Of the 276 participants consented, 212 completed both SSI and CDE (study completion rate = 77%; median age = 32 years [interquartile range: 28-40], female:male ratio = 3:1). Concordance in M/PM diagnosis between SSI and CDE was: κ = 0.83 (95% confidence interval [CI]: 0.75-0.91). CDE diagnostic accuracy: sensitivity = 90.1% (118/131), 95% CI: 83.6%-94.6%; specificity = 95.8% (68/71), 95% CI: 88.1%-99.1%. Positive and negative predictive values = 97.0% (95% CI: 91.3%-99.0%) and 86.6% (95% CI: 79.3%-91.5%), respectively, using identified migraine prevalence of 60%. Assuming a general migraine population prevalence of 10%, positive and negative predictive values were 70.3% (95% CI: 43.9%-87.8%) and 98.9% (95% CI: 98.1%-99.3%), respectively.
The SSI and CDE have excellent concordance in diagnosing M/PM. Positive CDE helps rule in M/PM, through high specificity and positive likelihood ratio. A negative CDE helps rule out M/PM through high sensitivity and low negative likelihood ratio. CDE that mimics SSI logic is a valid tool for migraine diagnosis.
本研究通过使用国际头痛疾病分类第 3 版(ICHD-3)标准的在线、自我管理的基于计算机的诊断引擎(CDE)和头痛专家的半结构化访谈(SSI),评估偏头痛诊断在两者之间的一致性。
准确诊断的延迟是头痛护理的主要障碍。准确的基于计算机的算法可能有助于减少基于 SSI 的就诊次数,以得出正确的 ICHD-3 诊断。
2018 年 3 月至 2019 年 8 月,通过在我们的横断面研究中向三个学术头痛中心和社区发布广告,从三个学术头痛中心和社区招募成年参与者。参与者完成了两项评估:由头痛专家通过 SSI 进行的电话访谈和基于网络的专家问卷和分析,CDE。参与者被随机分配到 SSI 后进行基于网络的问卷或基于网络的问卷后进行 SSI。参与者在几分钟内完成方案。通过 Cohen's kappa 统计量测量 SSI 和 CDE 之间偏头痛/可能偏头痛(M/PM)诊断的一致性。使用 SSI 作为参考标准评估 CDE 的诊断准确性。

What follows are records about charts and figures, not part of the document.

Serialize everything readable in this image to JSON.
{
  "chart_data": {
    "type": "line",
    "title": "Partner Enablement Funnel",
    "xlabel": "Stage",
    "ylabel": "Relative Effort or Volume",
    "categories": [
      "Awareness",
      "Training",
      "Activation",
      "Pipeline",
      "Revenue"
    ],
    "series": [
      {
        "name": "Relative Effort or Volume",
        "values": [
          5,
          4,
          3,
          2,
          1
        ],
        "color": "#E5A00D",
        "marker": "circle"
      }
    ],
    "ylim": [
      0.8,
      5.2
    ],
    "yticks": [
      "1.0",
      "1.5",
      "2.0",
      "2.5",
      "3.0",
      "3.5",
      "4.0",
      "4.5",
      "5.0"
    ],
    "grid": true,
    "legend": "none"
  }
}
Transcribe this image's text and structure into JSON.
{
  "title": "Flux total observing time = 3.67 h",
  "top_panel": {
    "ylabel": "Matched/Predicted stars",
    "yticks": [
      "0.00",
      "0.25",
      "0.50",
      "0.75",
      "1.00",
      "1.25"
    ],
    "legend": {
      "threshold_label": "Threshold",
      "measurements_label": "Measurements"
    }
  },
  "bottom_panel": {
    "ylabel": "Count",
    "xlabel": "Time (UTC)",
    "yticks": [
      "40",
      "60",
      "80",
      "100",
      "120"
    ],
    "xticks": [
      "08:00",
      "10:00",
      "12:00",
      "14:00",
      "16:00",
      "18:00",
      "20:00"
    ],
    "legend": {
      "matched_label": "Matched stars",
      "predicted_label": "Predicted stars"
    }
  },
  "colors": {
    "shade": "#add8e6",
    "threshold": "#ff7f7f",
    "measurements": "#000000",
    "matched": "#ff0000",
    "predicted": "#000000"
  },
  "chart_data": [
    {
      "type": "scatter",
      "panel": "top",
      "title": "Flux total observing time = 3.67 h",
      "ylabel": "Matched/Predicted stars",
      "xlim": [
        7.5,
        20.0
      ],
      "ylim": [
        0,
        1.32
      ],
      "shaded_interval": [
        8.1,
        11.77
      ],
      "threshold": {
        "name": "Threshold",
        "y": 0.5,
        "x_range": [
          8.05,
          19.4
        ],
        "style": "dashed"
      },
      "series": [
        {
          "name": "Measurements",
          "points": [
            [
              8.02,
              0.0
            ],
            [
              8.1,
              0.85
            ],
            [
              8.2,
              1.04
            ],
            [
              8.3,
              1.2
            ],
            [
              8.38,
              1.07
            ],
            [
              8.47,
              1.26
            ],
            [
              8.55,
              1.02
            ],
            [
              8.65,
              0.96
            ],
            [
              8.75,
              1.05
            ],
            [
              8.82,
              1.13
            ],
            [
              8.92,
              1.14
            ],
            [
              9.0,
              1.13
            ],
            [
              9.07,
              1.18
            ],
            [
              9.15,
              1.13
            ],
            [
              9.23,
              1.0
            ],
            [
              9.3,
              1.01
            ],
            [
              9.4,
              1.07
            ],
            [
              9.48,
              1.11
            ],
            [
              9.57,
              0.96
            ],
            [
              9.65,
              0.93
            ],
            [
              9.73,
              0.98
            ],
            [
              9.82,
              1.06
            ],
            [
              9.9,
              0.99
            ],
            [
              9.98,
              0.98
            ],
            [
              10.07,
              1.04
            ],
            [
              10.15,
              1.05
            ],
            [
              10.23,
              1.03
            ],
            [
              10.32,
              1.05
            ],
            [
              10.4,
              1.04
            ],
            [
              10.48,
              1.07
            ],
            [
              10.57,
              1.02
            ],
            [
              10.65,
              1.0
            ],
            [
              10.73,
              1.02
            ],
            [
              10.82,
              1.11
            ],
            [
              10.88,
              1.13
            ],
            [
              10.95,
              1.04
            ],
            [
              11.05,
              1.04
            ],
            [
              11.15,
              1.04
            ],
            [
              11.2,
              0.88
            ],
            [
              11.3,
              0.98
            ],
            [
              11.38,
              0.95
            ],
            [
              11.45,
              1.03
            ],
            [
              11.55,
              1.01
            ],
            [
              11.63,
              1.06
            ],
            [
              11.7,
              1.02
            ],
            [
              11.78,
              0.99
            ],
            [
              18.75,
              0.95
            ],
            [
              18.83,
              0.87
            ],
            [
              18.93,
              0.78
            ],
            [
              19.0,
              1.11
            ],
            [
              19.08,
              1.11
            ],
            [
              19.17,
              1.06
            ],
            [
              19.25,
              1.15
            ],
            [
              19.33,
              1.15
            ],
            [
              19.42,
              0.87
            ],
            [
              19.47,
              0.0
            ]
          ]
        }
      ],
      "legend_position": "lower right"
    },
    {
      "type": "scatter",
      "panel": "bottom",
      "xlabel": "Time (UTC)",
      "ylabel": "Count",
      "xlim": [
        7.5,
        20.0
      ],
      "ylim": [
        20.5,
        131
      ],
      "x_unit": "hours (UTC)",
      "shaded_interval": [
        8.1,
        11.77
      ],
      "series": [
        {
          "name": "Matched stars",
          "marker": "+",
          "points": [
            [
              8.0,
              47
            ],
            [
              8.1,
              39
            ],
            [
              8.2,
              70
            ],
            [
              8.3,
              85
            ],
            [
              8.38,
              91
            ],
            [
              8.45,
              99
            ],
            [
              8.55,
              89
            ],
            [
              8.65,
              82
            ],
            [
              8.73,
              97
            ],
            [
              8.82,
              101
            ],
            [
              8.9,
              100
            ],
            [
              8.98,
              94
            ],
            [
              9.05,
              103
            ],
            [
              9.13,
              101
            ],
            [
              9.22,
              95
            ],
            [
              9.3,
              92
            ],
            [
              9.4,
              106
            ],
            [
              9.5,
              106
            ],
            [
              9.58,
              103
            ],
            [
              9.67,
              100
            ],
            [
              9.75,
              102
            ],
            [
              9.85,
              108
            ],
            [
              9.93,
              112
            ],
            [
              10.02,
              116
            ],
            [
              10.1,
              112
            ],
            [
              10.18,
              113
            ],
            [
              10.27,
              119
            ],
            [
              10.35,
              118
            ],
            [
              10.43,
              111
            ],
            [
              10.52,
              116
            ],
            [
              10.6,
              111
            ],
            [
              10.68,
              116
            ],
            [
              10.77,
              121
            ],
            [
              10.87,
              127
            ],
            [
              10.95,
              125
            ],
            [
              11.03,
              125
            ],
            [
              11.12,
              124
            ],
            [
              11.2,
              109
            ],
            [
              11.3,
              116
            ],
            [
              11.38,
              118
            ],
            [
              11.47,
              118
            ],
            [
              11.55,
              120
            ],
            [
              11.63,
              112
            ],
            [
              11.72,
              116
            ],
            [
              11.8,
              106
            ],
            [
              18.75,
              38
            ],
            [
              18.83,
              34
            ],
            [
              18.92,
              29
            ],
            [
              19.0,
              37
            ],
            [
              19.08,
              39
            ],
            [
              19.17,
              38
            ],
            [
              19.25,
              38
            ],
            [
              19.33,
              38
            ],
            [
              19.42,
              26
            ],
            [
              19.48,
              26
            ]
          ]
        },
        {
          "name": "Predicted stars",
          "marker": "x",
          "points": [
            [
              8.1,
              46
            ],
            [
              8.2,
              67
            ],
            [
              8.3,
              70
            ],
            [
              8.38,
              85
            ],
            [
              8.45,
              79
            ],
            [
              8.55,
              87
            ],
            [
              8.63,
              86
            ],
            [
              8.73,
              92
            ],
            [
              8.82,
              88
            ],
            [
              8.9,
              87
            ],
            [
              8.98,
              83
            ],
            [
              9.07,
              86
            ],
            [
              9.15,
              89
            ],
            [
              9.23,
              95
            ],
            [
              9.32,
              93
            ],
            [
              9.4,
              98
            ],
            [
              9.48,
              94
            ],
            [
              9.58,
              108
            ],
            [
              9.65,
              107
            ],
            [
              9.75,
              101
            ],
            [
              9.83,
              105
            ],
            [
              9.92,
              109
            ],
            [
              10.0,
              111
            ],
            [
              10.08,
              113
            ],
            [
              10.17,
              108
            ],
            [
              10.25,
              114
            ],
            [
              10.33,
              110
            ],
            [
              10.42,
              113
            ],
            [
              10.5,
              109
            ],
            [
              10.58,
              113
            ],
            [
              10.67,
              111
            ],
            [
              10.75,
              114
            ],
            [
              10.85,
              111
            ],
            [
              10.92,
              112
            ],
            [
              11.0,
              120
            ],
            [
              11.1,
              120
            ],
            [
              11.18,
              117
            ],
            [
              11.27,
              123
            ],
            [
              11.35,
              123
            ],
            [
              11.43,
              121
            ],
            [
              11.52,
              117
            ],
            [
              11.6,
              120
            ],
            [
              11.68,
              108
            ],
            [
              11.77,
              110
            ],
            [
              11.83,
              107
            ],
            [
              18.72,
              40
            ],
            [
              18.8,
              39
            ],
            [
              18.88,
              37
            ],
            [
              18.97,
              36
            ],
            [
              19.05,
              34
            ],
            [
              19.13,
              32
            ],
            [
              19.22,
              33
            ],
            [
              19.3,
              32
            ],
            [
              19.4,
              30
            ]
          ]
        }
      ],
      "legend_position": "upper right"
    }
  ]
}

在 276 名同意的参与者中,有 212 名完成了 SSI 和 CDE(研究完成率为 77%;中位数年龄为 32 岁[四分位距:28-40],男女比例为 3:1)。SSI 和 CDE 之间 M/PM 诊断的一致性为:κ=0.83(95%置信区间[CI]:0.75-0.91)。CDE 的诊断准确性:敏感性为 90.1%(118/131),95%CI:83.6%-94.6%;特异性为 95.8%(68/71),95%CI:88.1%-99.1%。阳性和阴性预测值分别为 97.0%(95%CI:91.3%-99.0%)和 86.6%(95%CI:79.3%-91.5%),分别使用确定的偏头痛患病率为 60%。假设一般偏头痛人群患病率为 10%,阳性和阴性预测值分别为 70.3%(95%CI:43.9%-87.8%)和 98.9%(95%CI:98.1%-99.3%)。
SSI 和 CDE 在诊断 M/PM 方面具有极好的一致性。阳性 CDE 通过高特异性和阳性似然比有助于诊断 M/PM。阴性 CDE 通过高灵敏度和低阴性似然比有助于排除 M/PM。模仿 SSI 逻辑的 CDE 是偏头痛诊断的有效工具。